During Jono’s video Q&A a couple weeks ago, Jono was asked what ordinary users and enthusiasts could do to help Ubuntu reach its goal of getting 200 million users in 4 years. This was his response:

“The most important thing folks like you can do to help Ubuntu get to 200 million users is join your LoCo team. LoCo teams are critical to the future growth of Ubuntu.”

I was scheduled to give a talk about Ubuntu Canada at the Free Software and Open Source Symposium on Saturday. That comment made me change my focus a bit.

The reason is I don’t think the things that we as a LoCo team do will make any sort of dent in that 200 million target. That’s not to say I’m not very proud of what we do. I think we do a great job of supporting and energizing the community that’s already here. Ubuntu Hours, Global Jams and release parties are fantastic opportunities to meet, work with and get to know other Ubuntu users. But besides perhaps making the community more vibrant and thus more attractive, I don’t think they do much to recruit new users.

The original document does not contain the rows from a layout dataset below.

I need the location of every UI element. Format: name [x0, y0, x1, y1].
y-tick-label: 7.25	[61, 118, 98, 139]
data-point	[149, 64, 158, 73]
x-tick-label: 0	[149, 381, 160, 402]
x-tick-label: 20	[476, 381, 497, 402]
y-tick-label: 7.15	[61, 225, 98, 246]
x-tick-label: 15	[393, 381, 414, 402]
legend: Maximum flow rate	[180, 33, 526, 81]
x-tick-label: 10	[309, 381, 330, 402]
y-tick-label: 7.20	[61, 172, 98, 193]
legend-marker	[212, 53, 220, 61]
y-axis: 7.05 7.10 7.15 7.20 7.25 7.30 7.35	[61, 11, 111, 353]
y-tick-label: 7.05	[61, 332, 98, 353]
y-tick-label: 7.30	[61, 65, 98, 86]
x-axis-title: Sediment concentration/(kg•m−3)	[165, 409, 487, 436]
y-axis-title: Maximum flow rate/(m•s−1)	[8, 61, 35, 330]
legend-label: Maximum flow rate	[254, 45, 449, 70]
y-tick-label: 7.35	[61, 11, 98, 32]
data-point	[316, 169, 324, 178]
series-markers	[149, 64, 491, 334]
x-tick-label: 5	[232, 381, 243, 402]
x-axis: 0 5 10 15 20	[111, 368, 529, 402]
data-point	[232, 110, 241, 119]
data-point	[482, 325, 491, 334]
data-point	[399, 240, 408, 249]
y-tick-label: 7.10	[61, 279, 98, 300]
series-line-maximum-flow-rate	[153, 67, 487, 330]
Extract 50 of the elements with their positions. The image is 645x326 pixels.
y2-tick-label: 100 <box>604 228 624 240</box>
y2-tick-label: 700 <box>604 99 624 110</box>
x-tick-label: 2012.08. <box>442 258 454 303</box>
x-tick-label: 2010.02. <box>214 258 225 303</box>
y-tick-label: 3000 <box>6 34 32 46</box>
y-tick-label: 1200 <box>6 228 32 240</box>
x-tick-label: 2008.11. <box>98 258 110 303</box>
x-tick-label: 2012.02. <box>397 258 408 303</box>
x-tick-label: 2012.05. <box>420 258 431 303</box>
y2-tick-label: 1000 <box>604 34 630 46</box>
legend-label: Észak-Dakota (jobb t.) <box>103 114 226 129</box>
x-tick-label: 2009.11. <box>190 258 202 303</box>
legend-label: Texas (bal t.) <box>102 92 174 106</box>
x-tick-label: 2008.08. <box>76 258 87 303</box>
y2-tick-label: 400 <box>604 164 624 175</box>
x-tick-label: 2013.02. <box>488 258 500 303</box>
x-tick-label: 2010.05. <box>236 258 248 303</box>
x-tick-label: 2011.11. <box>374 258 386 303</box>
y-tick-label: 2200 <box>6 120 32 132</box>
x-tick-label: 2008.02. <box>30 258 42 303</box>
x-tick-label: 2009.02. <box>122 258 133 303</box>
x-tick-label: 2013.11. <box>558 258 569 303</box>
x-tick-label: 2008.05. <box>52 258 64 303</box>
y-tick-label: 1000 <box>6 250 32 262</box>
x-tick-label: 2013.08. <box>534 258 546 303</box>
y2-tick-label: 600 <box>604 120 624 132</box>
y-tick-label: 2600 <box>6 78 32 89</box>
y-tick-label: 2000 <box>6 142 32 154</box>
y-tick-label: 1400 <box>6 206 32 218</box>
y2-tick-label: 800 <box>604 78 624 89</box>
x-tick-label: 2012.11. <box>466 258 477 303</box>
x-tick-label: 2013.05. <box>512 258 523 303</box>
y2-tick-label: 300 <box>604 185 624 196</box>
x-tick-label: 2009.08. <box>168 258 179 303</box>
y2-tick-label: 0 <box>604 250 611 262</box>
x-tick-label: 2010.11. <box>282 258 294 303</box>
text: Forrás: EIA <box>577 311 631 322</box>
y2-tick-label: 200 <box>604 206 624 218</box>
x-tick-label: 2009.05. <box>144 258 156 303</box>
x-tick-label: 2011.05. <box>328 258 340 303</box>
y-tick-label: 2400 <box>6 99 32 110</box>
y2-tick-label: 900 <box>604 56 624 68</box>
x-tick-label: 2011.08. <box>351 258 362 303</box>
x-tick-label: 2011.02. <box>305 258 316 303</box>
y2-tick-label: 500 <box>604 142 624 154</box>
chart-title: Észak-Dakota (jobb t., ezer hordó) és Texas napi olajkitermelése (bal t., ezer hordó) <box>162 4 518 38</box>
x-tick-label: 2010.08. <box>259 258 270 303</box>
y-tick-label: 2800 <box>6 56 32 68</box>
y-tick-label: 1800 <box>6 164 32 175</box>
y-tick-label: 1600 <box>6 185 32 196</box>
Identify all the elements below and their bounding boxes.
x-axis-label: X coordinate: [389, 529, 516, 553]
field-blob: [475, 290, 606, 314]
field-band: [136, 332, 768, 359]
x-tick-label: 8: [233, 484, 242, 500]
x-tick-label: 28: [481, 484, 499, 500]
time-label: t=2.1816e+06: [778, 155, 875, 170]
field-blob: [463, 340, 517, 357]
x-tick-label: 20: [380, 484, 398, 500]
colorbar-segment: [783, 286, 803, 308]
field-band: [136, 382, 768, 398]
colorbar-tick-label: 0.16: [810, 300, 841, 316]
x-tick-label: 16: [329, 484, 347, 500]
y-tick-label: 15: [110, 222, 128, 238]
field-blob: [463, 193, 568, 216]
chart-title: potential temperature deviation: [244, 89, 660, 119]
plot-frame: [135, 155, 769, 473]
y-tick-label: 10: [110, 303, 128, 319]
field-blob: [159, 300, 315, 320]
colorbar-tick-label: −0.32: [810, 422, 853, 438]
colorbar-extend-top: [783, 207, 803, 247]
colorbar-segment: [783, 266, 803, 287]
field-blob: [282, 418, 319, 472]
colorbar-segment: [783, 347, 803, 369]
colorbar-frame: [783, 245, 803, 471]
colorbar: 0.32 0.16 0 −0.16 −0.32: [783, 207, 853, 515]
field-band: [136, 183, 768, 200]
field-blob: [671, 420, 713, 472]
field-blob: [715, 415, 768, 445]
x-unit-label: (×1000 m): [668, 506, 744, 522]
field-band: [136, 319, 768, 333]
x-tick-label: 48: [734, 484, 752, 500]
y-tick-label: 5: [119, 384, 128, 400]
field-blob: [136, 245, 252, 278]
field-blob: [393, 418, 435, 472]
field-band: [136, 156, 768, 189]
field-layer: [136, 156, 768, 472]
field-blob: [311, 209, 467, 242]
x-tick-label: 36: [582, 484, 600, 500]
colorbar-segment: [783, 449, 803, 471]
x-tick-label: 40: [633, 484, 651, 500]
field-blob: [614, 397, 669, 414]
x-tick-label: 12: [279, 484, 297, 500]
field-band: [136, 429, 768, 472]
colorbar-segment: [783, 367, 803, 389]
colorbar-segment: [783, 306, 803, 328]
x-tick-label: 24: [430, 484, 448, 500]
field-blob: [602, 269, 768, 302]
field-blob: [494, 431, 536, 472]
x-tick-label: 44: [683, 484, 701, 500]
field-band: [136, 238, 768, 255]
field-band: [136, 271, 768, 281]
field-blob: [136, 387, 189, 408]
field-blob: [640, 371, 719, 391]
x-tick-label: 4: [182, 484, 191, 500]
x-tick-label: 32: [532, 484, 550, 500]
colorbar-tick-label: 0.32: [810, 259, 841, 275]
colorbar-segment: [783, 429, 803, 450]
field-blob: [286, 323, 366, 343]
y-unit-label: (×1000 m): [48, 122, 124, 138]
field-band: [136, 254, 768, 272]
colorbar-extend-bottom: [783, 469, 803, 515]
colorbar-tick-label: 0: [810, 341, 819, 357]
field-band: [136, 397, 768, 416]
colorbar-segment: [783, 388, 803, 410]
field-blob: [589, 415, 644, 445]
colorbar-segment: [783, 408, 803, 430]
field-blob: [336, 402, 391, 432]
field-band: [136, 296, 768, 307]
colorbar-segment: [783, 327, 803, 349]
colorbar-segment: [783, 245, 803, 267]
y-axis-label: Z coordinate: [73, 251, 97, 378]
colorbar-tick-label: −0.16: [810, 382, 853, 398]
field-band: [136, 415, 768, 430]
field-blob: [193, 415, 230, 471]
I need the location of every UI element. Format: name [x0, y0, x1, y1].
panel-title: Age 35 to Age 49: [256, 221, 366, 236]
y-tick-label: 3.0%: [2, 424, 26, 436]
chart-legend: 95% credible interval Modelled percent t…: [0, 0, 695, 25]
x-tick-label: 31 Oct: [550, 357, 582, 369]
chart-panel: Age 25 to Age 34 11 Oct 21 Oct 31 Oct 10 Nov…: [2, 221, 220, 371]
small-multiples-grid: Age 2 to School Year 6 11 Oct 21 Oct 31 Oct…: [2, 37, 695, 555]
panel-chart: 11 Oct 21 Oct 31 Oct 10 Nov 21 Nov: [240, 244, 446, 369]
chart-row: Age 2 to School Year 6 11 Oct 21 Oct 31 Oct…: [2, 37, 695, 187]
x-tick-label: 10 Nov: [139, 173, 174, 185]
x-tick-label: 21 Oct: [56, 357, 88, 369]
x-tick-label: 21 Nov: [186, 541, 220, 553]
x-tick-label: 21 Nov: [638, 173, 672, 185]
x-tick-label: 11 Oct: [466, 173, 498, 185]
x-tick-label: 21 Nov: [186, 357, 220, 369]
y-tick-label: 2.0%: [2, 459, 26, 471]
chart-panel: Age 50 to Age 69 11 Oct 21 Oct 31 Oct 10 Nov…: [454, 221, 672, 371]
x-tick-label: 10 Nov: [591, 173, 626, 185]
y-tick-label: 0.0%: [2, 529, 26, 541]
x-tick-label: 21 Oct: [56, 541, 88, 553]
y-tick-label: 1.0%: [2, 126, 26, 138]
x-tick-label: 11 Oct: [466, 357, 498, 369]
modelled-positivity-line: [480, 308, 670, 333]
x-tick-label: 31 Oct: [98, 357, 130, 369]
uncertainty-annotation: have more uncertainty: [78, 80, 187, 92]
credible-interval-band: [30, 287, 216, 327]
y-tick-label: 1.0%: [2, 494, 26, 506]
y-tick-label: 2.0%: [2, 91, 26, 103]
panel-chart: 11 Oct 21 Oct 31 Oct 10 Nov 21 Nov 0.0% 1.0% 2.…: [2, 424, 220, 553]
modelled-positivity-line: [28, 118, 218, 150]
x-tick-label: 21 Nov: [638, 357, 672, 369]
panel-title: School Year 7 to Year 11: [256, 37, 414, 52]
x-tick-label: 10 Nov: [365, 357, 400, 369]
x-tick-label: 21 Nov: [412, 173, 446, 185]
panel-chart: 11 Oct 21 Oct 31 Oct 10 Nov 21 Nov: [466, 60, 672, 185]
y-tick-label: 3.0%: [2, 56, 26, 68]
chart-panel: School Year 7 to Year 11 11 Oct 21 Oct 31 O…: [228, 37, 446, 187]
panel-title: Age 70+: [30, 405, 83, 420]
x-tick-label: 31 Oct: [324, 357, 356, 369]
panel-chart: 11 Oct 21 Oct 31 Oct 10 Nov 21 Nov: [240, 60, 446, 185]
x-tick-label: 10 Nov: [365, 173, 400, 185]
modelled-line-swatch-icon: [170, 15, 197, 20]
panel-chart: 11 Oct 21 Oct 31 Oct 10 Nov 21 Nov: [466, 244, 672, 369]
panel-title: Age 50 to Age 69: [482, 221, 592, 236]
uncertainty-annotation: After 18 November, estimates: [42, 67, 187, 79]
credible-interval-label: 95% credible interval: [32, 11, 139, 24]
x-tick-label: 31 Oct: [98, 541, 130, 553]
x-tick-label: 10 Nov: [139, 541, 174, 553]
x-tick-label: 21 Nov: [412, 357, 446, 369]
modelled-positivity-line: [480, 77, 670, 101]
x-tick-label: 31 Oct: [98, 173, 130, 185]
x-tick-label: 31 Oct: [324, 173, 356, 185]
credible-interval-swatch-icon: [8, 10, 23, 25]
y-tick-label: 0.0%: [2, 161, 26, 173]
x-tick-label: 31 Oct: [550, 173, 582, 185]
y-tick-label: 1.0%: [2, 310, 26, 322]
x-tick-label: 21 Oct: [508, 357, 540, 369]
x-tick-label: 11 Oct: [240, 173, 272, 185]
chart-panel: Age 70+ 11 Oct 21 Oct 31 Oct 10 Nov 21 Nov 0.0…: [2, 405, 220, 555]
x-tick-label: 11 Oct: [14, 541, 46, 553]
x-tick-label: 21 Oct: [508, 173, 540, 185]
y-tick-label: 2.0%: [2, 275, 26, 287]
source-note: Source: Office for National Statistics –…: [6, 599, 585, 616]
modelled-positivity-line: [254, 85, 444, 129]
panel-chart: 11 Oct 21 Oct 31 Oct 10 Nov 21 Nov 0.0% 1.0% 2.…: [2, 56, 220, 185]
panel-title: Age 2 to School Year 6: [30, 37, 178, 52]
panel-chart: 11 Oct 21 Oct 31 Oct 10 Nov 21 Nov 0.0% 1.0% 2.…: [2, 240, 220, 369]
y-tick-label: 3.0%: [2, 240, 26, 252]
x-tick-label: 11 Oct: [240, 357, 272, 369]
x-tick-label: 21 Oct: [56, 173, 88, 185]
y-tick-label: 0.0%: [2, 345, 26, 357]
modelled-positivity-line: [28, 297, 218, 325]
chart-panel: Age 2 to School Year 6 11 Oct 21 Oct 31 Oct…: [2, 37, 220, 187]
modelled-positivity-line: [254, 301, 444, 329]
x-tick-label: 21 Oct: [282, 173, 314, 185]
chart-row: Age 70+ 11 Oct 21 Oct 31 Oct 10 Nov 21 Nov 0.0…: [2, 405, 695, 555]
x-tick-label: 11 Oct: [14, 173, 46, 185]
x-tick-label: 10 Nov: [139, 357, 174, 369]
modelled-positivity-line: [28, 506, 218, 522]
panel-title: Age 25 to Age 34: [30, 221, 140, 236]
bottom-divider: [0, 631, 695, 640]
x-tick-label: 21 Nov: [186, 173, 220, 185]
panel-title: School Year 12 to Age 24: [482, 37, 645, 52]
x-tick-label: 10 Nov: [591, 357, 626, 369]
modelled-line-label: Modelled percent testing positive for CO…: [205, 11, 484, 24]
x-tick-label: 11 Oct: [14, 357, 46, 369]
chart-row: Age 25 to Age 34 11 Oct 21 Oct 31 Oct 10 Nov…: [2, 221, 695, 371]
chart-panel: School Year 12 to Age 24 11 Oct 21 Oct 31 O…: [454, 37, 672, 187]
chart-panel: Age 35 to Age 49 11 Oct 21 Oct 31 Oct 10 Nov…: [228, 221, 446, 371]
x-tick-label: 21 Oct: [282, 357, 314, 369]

So I put the challenge out to the people at the conference: what should Ubuntu Canada be doing to help us meet the ambitious 200 million goal?

There were a few suggestions:

  • Raise money for marketing campaigns and advertisements
  • Develop and discuss concrete ways Ubuntu solves specific problems real people have
  • Encourage entrepreneurs to start businesses to support Ubuntu
  • Do more to make people aware that commercial support is available from Canonical
  • Work with groups like GOSLING to help get Ubuntu into Canadian governments
  • Work with the universities (particularly in my town of Waterloo) to promote Ubuntu there
  • Provide training seminars in libraries and community centres
  • Get involved in local events like the multicultural festival

And all those ideas are great, but it seems to me it’s still scratching the surface.

If LoCo teams are going to be a significant force in recruiting 200 million Ubuntu users, we have to become a movement. Something that permeates the culture.

I don’t have a lot of experience starting movements. Who’s with me? What should LoCo teams be doing to make Ubuntu a household name?

One thought on “Ubuntu LoCo Teams and the 200 Million”

  1. All of the above? I think a little bit of everything would work a whole lot. Encouraging entrepreneurs is one thing but providing them the support they need upfront is probably a lot more useful (installation and configuration). After that how they use it can be learned, improved, and worked on but installation and configuration is usually not an area Ent. and local businesses are enthusiastic about.